At the moment, as a bunch of people from the office are off on a trip out to the field, and D and I are working away (even though I’m taking a writing break), Darth is calmly sitting at his desk, leafing through a magazine. He’s supposed to give a presentation in Hanoi the day after tomorrow about the project, which is about a month behind. He knows that there are things that are just plain ol’ not done. And…he’s calmly reading a magazine about highways or something. This is one of the other ways in which he and I do things differently, I suppose. I can procrastinate with the best of them, just ask anyone who lived with me in college – it was always obvious when I had a big test or paper coming up, because my room would be spotless, as cleaning was one of my prime procrastination tools. HOWEVER, I always reached that “fish or cut bait” point, where stuff just had to get done, so it did.

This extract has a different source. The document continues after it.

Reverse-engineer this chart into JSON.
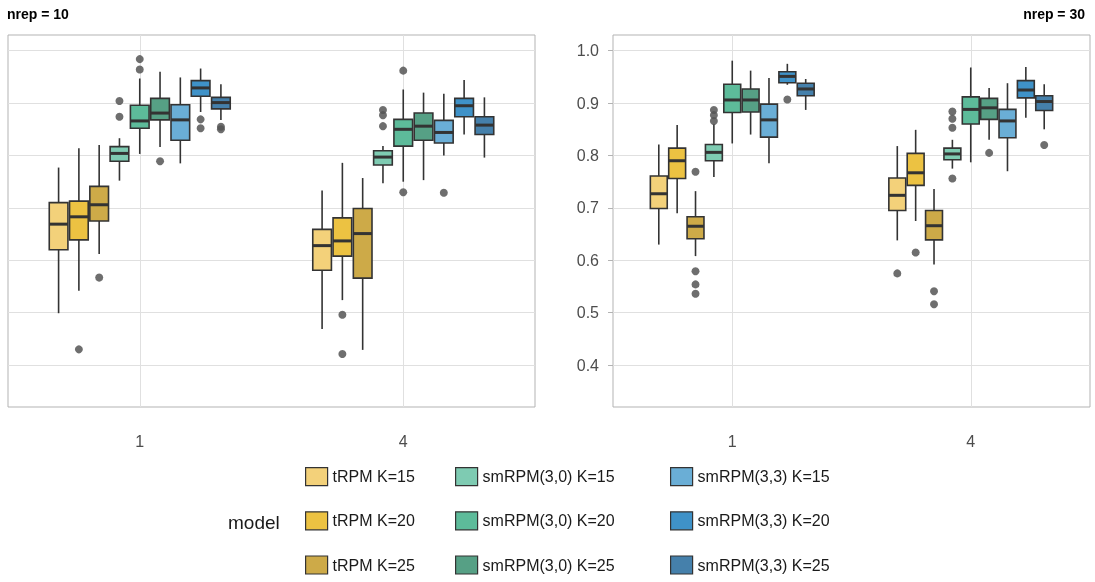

Maybe Darth has a different FOCB threshold than I do, I don’t know. But it’s definitely crunch time, so you’d think he’d want to focus on things that were, oh, I don’t know, useful. I know – maybe I’m being unfair. Maybe it’s a really good article.

Darth just made dinner reservations for the group tonight. He said that we’re going to a Vietnamese place, where you can get snake, dog, and everything else you could ever want. Can’t tell ya how excited I am about that. I’m hoping that, included on the list of everything else I could ever want are vegetables. I actually quite like Vietnamese veggie food, and I’m sure that there will be plenty of it. Here’s hoping!

I’ll be home two weeks from tomorrow, which means I’ll be in London one week from tomorrow. It’s going to be so very nice, I can’t wait! After being away so long, I can’t believe that my return home is finally almost here!!